To drill down into how the conditional allele affected the experimental models, the research team bred them with other animals specially designed to illuminate the function of the conditional allele. Some genotypes were lost, as was expected. Litters that were hypothesized to experience certain rates of severe limb, skin and craniofacial abnormalities did so. Immunostaining revealed IRF6 expression throughout the spinous layer and basal – or deepest – layer of the epidermis, but such expression was lacking in wildtype and knockout embryos.

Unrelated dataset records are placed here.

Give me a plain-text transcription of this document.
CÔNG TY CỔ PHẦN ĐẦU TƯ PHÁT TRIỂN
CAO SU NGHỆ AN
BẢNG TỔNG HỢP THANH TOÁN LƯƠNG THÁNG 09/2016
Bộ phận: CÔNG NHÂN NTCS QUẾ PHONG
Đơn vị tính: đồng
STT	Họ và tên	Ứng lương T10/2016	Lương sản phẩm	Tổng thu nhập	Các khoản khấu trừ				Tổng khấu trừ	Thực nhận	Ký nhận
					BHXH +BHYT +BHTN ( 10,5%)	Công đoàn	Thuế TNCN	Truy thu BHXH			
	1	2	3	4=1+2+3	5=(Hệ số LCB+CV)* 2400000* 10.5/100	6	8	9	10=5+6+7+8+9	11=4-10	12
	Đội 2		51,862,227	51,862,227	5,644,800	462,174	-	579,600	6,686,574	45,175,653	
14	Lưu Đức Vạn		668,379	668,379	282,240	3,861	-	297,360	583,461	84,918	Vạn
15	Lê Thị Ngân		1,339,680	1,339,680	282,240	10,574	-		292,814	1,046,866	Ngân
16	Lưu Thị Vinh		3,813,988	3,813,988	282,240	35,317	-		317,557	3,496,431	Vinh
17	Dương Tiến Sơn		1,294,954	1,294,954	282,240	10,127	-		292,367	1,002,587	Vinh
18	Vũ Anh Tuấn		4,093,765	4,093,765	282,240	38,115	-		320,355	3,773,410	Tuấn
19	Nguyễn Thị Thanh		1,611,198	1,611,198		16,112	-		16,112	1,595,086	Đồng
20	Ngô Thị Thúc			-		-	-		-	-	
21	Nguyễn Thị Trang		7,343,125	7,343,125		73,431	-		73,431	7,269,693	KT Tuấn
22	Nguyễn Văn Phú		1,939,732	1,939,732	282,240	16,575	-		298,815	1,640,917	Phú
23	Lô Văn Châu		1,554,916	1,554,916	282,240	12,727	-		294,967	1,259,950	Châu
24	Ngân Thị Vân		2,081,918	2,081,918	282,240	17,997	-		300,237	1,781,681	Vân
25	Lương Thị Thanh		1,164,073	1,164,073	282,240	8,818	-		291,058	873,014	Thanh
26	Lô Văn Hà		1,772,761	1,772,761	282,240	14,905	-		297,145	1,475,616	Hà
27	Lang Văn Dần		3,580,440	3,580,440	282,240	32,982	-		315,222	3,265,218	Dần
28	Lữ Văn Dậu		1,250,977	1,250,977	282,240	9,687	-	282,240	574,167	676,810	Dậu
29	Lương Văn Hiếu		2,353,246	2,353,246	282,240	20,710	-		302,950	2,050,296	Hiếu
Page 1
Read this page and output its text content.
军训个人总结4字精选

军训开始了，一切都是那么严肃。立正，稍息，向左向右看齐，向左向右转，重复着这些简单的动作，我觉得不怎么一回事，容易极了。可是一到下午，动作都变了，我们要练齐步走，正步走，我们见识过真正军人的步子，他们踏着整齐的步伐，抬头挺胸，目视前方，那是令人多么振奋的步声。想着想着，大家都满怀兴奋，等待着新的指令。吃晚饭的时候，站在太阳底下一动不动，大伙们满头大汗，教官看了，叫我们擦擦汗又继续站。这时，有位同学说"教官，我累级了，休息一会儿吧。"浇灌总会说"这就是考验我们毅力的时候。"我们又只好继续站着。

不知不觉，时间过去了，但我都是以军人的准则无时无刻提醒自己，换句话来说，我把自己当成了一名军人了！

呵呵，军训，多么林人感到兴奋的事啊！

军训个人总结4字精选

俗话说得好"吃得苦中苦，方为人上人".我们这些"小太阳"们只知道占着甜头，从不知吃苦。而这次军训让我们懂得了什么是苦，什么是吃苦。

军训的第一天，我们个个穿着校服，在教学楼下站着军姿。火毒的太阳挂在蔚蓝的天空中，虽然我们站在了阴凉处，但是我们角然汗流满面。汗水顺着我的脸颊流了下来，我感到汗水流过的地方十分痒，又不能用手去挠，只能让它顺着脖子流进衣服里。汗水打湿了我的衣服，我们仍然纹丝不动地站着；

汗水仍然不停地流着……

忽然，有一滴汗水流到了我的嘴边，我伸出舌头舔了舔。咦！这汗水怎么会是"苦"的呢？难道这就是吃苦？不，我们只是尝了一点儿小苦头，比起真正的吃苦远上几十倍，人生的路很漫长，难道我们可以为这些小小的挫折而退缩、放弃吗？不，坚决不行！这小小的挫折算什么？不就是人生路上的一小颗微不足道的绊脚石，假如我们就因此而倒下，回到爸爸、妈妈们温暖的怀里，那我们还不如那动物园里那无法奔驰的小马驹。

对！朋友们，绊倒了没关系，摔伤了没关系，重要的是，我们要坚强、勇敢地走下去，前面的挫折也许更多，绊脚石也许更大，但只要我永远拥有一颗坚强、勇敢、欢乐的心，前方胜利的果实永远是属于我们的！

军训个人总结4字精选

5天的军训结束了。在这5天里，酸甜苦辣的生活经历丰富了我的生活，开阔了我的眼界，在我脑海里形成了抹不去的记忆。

In a different group of experimental models, the researchers added the deleter strain Ella-Cre. Nineteen resulting embryos were positive for the conditional allele but showed no evidence of recombination. Eight normal embryos showed incomplete recombination. Nine embryos showed complete recombination in tail tissue. Just one embryo phenocopied the wild type embryos.
“Our research team successfully created the conditional allele for IRF6, which will open the door to future studies of gene function in neonatal experimental models,” Dr. Kousa and colleagues conclude. “Even though the allele is capable of recombination, we saw that efficacy varied and is linked to specific cell types. One possible explanation is variation in chromatin structure at the IRF6 locus.”
Future research will explore the utility of other Cre-drivers, such as Gdf9-Cre or CAG-Cre, to provide additional clarity about the functionality of the newly derived conditional alleles.